CubeSat Deployable Antenna

More Satellite 16 Feb 2015

My senior project for my Mechanical Engineering degree. A parabolic deployable antenna for CubeSats to provide Ka band transmission from beyond low earth orbit.

Here it is, the moment we’ve all been waiting for. My senior project. Graduating seniors at Cal Poly are presented a variety of industry sponsored projects and we rank out top ten and are placed on teams accordingly. I’m on a team of four and we are working on this deployable antenna for NASA JPL. The goal is to make a half meter parabolic reflector that can be stowed in a 1.5U CubeSat, or 10x10x15 cm.

This project has been done before, most notably with Aeneas by USC. Some other schools have also attempted it and they have all come back to this “umbrella” style design. We decided that we wanted to branch out. The umbrella has been done, and it seems like it’s reaching the end of its rope. The incremental improvements are not enough, we need to break the mold and do something crazy!

CubeSat

We were inspired by the AstoMesh from Northop Grumman, to work on a drum based design where the mesh is attached to the edge of the drum and stretched down into a paraboloid. So we came up with this drum, using scissor shapes.

CubeSat

This is a bigger prototype, scaled up by 2.5x. It uses milled PVC vertices and 3d printed sliders and wood struts. The vertical pipes (vertices) have two sliders inside them, connected by a spring to pull them together which spreads the wood scissor struts. This prototype has 12 sides. The number of sides and length of struts and vertices were not optimized for the prototype, it was purely to prove the mechanism.

CubeSat

The final optimized design turns out to use nine sides, so we’ve been calling it “The Nonagon”. The metal mesh needs to be stretched down into a paraboloid, so this is done using a structure net. There is a net on both sides of the drum, and at each intersection of the net, the front net is tied to the back net. These ties can be tensioned to pull the net into the correct shape.

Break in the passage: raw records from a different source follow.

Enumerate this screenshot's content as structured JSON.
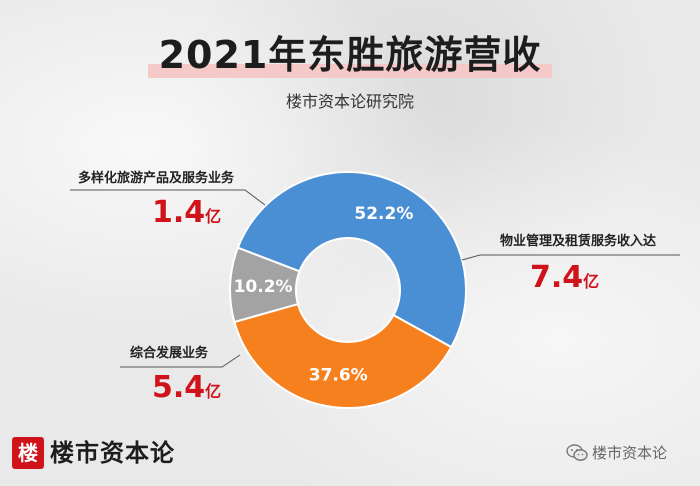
{
  "header": {
    "title": "2021年东胜旅游营收",
    "subtitle": "楼市资本论研究院"
  },
  "colors": {
    "property_service": "#4a8fd3",
    "comprehensive_dev": "#f6801e",
    "diversified_tourism": "#a3a3a3",
    "value_red": "#d0121b",
    "title_highlight": "#f6c9c9"
  },
  "callouts": {
    "property_service": {
      "label": "物业管理及租赁服务收入达",
      "value": "7.4",
      "unit": "亿"
    },
    "comprehensive_dev": {
      "label": "综合发展业务",
      "value": "5.4",
      "unit": "亿"
    },
    "diversified_tourism": {
      "label": "多样化旅游产品及服务业务",
      "value": "1.4",
      "unit": "亿"
    }
  },
  "chart_data": {
    "type": "pie",
    "donut": true,
    "categories": [
      "物业管理及租赁服务收入达",
      "综合发展业务",
      "多样化旅游产品及服务业务"
    ],
    "values": [
      52.2,
      37.6,
      10.2
    ],
    "value_labels": [
      "52.2%",
      "37.6%",
      "10.2%"
    ],
    "amounts": [
      "7.4亿",
      "5.4亿",
      "1.4亿"
    ],
    "title": "2021年东胜旅游营收",
    "subtitle": "楼市资本论研究院",
    "legend": "none"
  },
  "footer": {
    "logo_char": "楼",
    "brand": "楼市资本论",
    "watermark": "楼市资本论",
    "watermark_icon": "wechat-icon"
  }
}
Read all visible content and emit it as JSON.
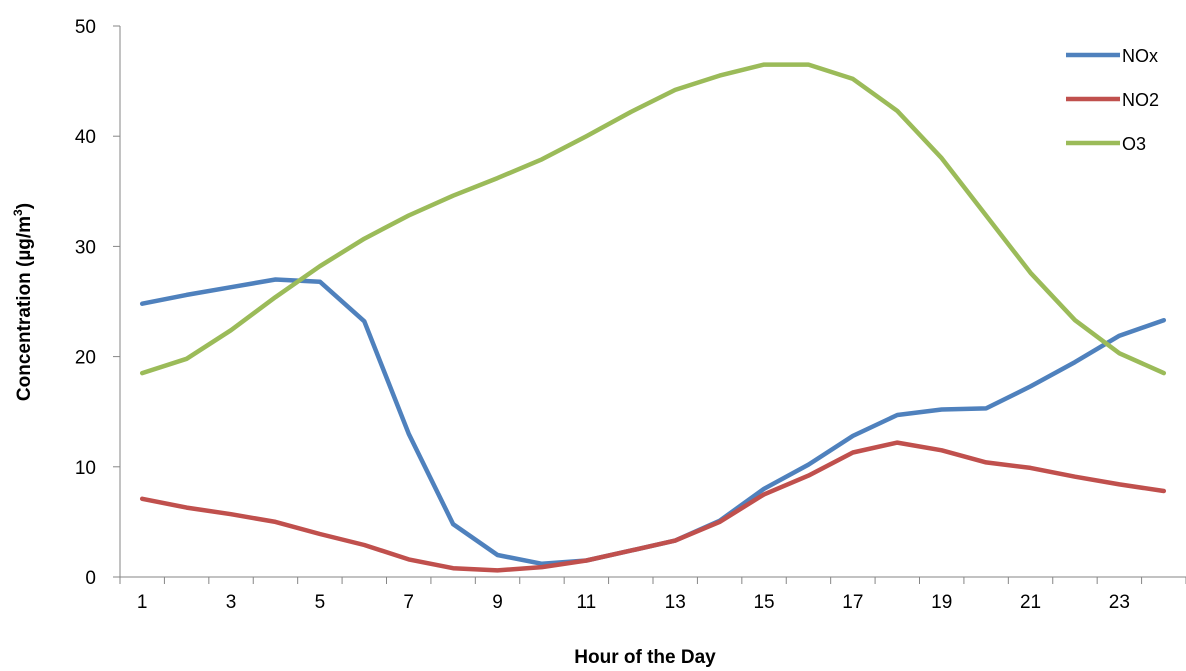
{
  "chart_data": {
    "type": "line",
    "title": "",
    "xlabel": "Hour of the Day",
    "ylabel_main": "Concentration (µg/m",
    "ylabel_sup": "3",
    "ylabel_close": ")",
    "ylim": [
      0,
      50
    ],
    "yticks": [
      0,
      10,
      20,
      30,
      40,
      50
    ],
    "x": [
      1,
      2,
      3,
      4,
      5,
      6,
      7,
      8,
      9,
      10,
      11,
      12,
      13,
      14,
      15,
      16,
      17,
      18,
      19,
      20,
      21,
      22,
      23,
      24
    ],
    "xtick_labels": [
      "1",
      "3",
      "5",
      "7",
      "9",
      "11",
      "13",
      "15",
      "17",
      "19",
      "21",
      "23"
    ],
    "grid": false,
    "legend_position": "top-right",
    "series": [
      {
        "name": "NOx",
        "color": "#4f81bd",
        "values": [
          24.8,
          25.6,
          26.3,
          27.0,
          26.8,
          23.2,
          13.0,
          4.8,
          2.0,
          1.2,
          1.5,
          2.4,
          3.3,
          5.1,
          8.0,
          10.2,
          12.8,
          14.7,
          15.2,
          15.3,
          17.3,
          19.5,
          21.9,
          23.3
        ]
      },
      {
        "name": "NO2",
        "color": "#c0504d",
        "values": [
          7.1,
          6.3,
          5.7,
          5.0,
          3.9,
          2.9,
          1.6,
          0.8,
          0.6,
          0.9,
          1.5,
          2.4,
          3.3,
          5.0,
          7.5,
          9.2,
          11.3,
          12.2,
          11.5,
          10.4,
          9.9,
          9.1,
          8.4,
          7.8
        ]
      },
      {
        "name": "O3",
        "color": "#9bbb59",
        "values": [
          18.5,
          19.8,
          22.4,
          25.4,
          28.2,
          30.7,
          32.8,
          34.6,
          36.2,
          37.9,
          40.0,
          42.2,
          44.2,
          45.5,
          46.5,
          46.5,
          45.2,
          42.3,
          38.0,
          32.8,
          27.6,
          23.3,
          20.3,
          18.5
        ]
      }
    ]
  }
}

The net pattern is something of a conundrum. Northrop uses a geodesic pattern on their net, which is optimal for surface accuracy, but much more involved to manufacture. Since we are a student team running short on time, we instead opted for a simplex shape shown above. This means every vertex is connected to every other vertex with a line. This is much easier to manufacture since each line is only connected to a rigid point on the frame, and not tied between each other like a geodesic pattern is.

CubeSat

The paraboloid needs to be accurate to the correct shape to about 1/20th of the wavelength you are using, which in our case turns out to be about a half a millimeter. To see how much the flat facets of the simplex shape deviate from the perfect shape, I wrote a MATLAB program. This program takes the size and some other parameters about the desired paraboloid, and the number of sides of the approximating shape, as well as which vertices are connected to which other vertices. This is the first plot the program produced, which is totally psychedelic, as well as totally wrong.

CubeSat

I missed a sign somewhere. The whole program failed because of one missing - sign. Here it is in all its glory, the systematic deviation of the reflector caused by using the 8 simplex shape. The program works by taking all the inputs and finding every intersection of the net lines with each other, and then sorting them and removing any duplicates. After that, the Delaunay triangulation is taken, which splits up the points into a surface of many small triangles. 3 points define a plane, so the formula for every facet is calculated and used to find the error at every point. The plot above is the result of this process for 250,000 points across the surface of the reflector. The average error is about 0.6 mm, close enough for this student project.

CubeSat

So here we are, lengths optimized, math done, getting ready to make this reflector. It will be a huge challenge. All the parts on this structure are millimeter scale, and we need to make a bunch of them - there are over 150 parts in the assembly. Most parts will be CNC’d at Cal Poly, and some may be investment cast. I’ll post more as the building commences!